I've only noticed this in Windows (Win2k and WinXP, and on multiple systems), and do not have this problem with 0.9.13. I know that I don't have these
problems in Linux with 0.9.14, at least with GTK 1.2.10.

I've only noticed this with SMB packets, and I believe it's with all packets that contain strings with extended characters (in one case, 0x00e4) that would appear in the Info column. These same strings appear to display in the tree,
except that the suspected characters do not display.
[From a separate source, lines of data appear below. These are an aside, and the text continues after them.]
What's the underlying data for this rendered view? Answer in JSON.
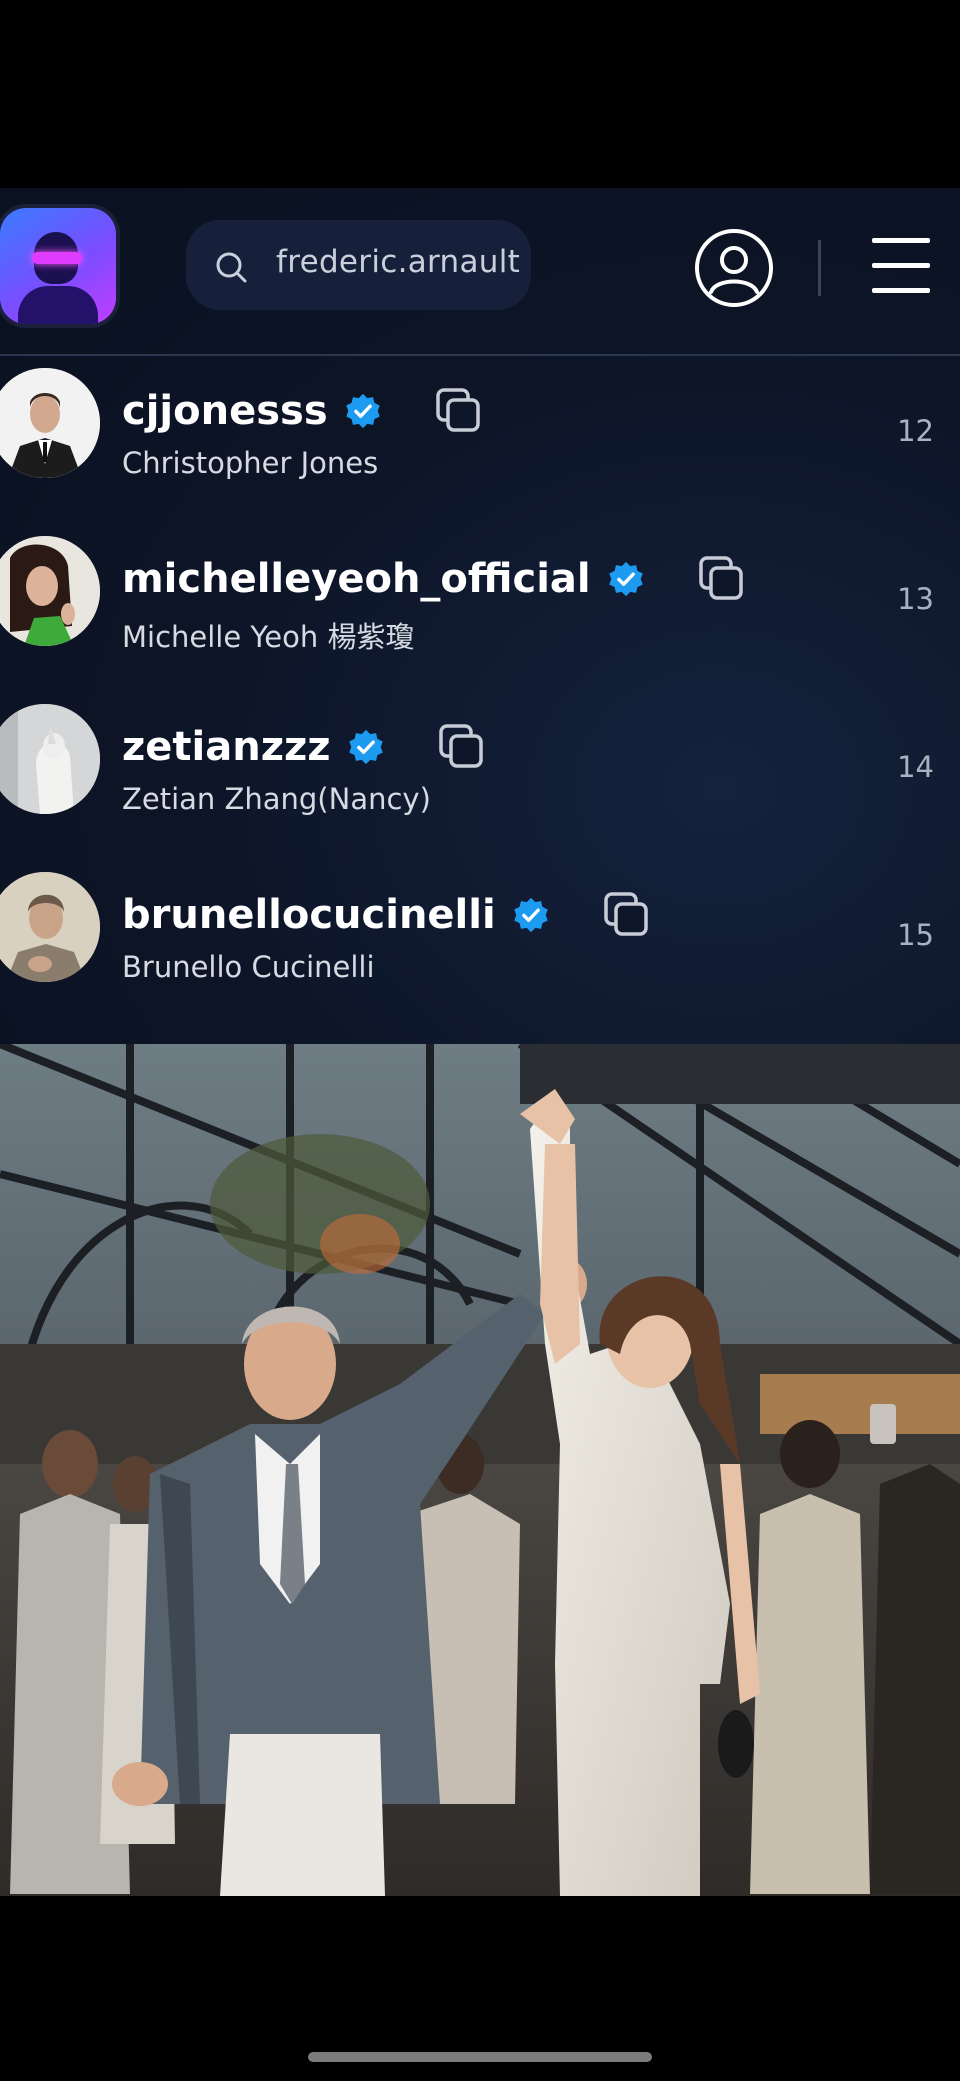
{
  "search": {
    "query": "frederic.arnault"
  },
  "results": [
    {
      "handle": "cjjonesss",
      "full_name": "Christopher Jones",
      "rank": "12"
    },
    {
      "handle": "michelleyeoh_official",
      "full_name": "Michelle Yeoh 楊紫瓊",
      "rank": "13"
    },
    {
      "handle": "zetianzzz",
      "full_name": "Zetian Zhang(Nancy)",
      "rank": "14"
    },
    {
      "handle": "brunellocucinelli",
      "full_name": "Brunello Cucinelli",
      "rank": "15"
    }
  ],
  "colors": {
    "panel_bg": "#0c1426",
    "verified_blue": "#1d9bf0",
    "search_bg": "#17203a"
  },
  "icons": [
    "app-logo-icon",
    "search-icon",
    "profile-icon",
    "menu-icon",
    "verified-badge-icon",
    "copy-icon"
  ]
}
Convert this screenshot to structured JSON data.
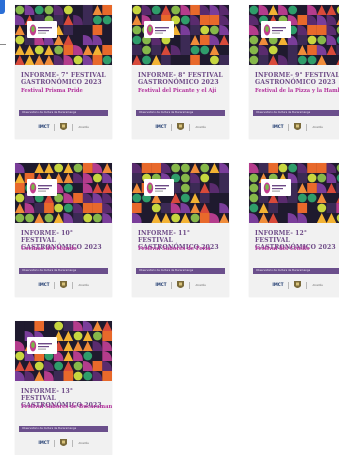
{
  "observatory_name": "Observatorio de Cultura de Bucaramanga",
  "footer": {
    "logo_main": "IMCT",
    "logo_sub": "",
    "partner_text": "Alcaldía"
  },
  "colors": {
    "title": "#6d4a86",
    "subtitle": "#b3329c",
    "band": "#6b4f8c"
  },
  "cards": [
    {
      "title": "INFORME- 7° FESTIVAL GASTRONÓMICO 2023",
      "festival": "Festival Prisma Pride"
    },
    {
      "title": "INFORME- 8° FESTIVAL GASTRONÓMICO 2023",
      "festival": "Festival del Picante y el Ají"
    },
    {
      "title": "INFORME- 9° FESTIVAL GASTRONÓMICO 2023",
      "festival": "Festival de la Pizza y la Hamburguesa"
    },
    {
      "title": "INFORME- 10° FESTIVAL GASTRONÓMICO 2023",
      "festival": "Cocinas del Mundo"
    },
    {
      "title": "INFORME- 11° FESTIVAL GASTRONÓMICO 2023",
      "festival": "Festival Sabores de Feria"
    },
    {
      "title": "INFORME- 12° FESTIVAL GASTRONÓMICO 2023",
      "festival": "Festival del Criollo"
    },
    {
      "title": "INFORME- 13° FESTIVAL GASTRONÓMICO 2023",
      "festival": "Festival Sabores de Bucaramanga"
    }
  ]
}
GTK+ 1.2[.x]'s routines for displaying strings take, as I remember, 
strings in whatever the encoding is for the font being used - even if 
it's a 2-byte encoding.  Ethereal tries to get only ISO 8859-1-encoded 
fonts, so that it doesn't have problems with 2-byte encodings; this 
means strings containing characters other than 8859-1 encodings don't 
display well.
GTK+ 1.3[.x], at least on Windows, and GTK+ 2.x, on all platforms, take 
strings in UTF-8.  This causes strings that aren't UTF-8-encoded not to 
display well - and SMB doesn't use UTF-8, it uses the native character 
set ("code page") or Unicode.
We should probably eventually have Ethereal use UTF-8, UCS-2, or UCS-4 
internally (hopefully they're rich enough to handle all the various 
weird PC encode pages and Mac character sets - I think they're rich 
enough to handle all the 8859-n character sets, although CJK 
unification might cause problems when using various East Asian 
character sets, and I don't know if they're rich enough for PC or 
pre-OSX Mac character sets), and attempt to do whatever is necessary to 
display correctly with GTK+ 1.2[.x] and the UTF-8 GTKs, and to do 
something appropriate for printing to printers and to text files (for 
text files on UNIX it should probably use the character set specified 
by the LANG or appropriate LC_ environment variable; I'm not sure 
what's appropriate on Windows - 2-byte Unicode text files, such as 
NetMon 2.x produces, or something else?).